Text & photos by Ștefan Ghenciulescu
Let’s say you have an overcrowded school (grades 1 to 12), with limited space for games and sports in two small schoolyards. How do you go about it? Easy: You convert the front schoolyard into a teachers’ parking lot. And you do it properly, neatly marking the parking places with paint. The children can go on playing there, you don’t forbid it, but they will have to adapt their games, squeezing between the cars.
This school is the Goethe German College in Bucharest; and this apparently minor intervention plunged me into deep depression. After that, I found out that this happens in a lot of other schools.
So what? You might say. After all, Romania is the country of double or triple fences and inaccessible green areas, where parking your car on the sidewalk and blocking it is socially accepted, where apartment blocks are built on green areas, and public space is violated with impunity.
And you’d be right. However, these are usually breaches by individuals, further compounded by an ineffective enforcement of laws, incompetent local administration, etc. However angry they might make us, we can remain optimistic, rationalizing that all this is part of a slow but inevitable process towards urban normality, that we are (re)building together a form of commons: every little you do counts, in time, people will learn, things will get better… and so on.

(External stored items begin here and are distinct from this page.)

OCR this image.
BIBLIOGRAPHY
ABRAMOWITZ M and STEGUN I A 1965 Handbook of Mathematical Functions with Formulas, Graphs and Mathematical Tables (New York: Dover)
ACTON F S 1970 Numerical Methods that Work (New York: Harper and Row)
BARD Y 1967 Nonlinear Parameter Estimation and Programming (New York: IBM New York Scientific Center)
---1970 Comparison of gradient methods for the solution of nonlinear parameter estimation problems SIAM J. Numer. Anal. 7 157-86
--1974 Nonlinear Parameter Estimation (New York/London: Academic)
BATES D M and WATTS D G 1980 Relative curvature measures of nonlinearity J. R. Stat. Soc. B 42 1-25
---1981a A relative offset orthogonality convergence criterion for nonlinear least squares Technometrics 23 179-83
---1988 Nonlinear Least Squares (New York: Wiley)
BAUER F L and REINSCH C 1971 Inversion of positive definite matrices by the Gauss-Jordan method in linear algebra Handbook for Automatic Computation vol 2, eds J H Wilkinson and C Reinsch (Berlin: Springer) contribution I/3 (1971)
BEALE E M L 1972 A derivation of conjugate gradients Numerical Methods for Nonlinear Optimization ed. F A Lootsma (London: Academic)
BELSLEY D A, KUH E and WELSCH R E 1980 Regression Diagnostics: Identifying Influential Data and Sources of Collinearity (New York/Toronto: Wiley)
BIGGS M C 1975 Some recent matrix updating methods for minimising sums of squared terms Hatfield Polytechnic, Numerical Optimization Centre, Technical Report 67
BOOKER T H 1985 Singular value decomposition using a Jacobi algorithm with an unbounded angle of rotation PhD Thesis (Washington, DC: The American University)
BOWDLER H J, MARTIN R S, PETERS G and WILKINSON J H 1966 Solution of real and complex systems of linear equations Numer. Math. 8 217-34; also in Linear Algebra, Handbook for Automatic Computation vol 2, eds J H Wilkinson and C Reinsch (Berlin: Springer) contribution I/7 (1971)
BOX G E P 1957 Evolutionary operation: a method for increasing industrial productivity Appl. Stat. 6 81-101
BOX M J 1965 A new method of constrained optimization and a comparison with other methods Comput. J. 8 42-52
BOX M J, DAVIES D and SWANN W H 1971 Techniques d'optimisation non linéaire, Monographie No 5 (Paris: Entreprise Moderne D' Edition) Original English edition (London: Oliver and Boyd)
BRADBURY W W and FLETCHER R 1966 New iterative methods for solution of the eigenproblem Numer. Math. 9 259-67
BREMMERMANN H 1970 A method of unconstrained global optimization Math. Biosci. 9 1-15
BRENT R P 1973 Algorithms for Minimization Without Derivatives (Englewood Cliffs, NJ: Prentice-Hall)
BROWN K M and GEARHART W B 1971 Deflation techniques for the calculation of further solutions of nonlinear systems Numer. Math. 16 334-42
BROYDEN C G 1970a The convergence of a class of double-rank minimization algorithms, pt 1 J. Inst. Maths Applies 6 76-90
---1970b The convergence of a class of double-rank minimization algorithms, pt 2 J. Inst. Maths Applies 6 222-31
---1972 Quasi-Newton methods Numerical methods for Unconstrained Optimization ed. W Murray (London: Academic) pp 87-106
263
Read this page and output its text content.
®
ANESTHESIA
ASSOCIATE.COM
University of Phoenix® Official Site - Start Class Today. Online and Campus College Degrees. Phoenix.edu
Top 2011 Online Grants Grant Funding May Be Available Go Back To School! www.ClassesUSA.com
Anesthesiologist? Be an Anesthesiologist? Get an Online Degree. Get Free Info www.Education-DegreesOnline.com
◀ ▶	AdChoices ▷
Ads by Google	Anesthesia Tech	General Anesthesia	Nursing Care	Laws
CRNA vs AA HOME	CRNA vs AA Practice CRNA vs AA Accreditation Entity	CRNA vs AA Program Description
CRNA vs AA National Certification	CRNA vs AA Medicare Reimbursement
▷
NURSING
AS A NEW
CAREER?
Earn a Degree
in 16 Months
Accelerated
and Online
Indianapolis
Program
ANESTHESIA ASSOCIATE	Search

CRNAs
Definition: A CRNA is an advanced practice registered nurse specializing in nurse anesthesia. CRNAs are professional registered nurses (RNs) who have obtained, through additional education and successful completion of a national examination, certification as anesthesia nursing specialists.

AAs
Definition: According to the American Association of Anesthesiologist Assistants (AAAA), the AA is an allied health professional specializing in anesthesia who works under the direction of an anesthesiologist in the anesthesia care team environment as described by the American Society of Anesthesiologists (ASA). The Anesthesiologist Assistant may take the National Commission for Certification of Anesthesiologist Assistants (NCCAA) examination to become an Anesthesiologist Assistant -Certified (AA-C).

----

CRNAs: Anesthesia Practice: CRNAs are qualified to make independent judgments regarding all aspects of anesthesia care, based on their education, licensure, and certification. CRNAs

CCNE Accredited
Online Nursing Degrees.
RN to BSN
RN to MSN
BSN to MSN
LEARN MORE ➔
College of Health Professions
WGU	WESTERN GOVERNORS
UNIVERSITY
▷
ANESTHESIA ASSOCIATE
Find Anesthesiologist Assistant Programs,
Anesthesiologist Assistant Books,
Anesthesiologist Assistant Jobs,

Well, and then there comes School and stabs you in the back; because we don’t deal here with the boorish driver of a luxury car, or a barely literate mayor, but with teachers< in the particular case with the board of a prestigious school that claims to have a European vocation, This is not an individual making a covert deal to appropriate a piece of land; this is an institution, with a budget and a plan, and that thus clearly states its priorities.
Admittedly, having nowhere to park must have felt immensely frustrating for the principal and many teachers there. As a teacher, however, you must put your students’ well-being above all that. It is part of being a good teacher and, not least, a good citizen, a responsible member of the polis.
Whether they had a permit to do it or not, I don’t know. But if they did, then it must have been illegally obtained, because it means depriving students of recreational space—not that Romanian schools would anyway observe the per capita requirement. Leaving that aside, the phenomenon really shows how long we still have to go. Well, maybe no big surprise here, but then it really hurts when the ‘vectors of change’ as the new wooden language says, turn into the opposite direction. It might also be that I expected this particular school to set a good example—as a former student of a school where I made life-long friends and where I was taught by (some) excellent teachers that were also true role models.
Now, to end on a both more optimistic and realistic note: I am quite sure that a lot of teachers do not really support this action. Some of them and some parents will surely protest and demand that the parking be undone. And the development of a civic consciousness among students, that emerges in more and more schools, will, I think, play some role also here.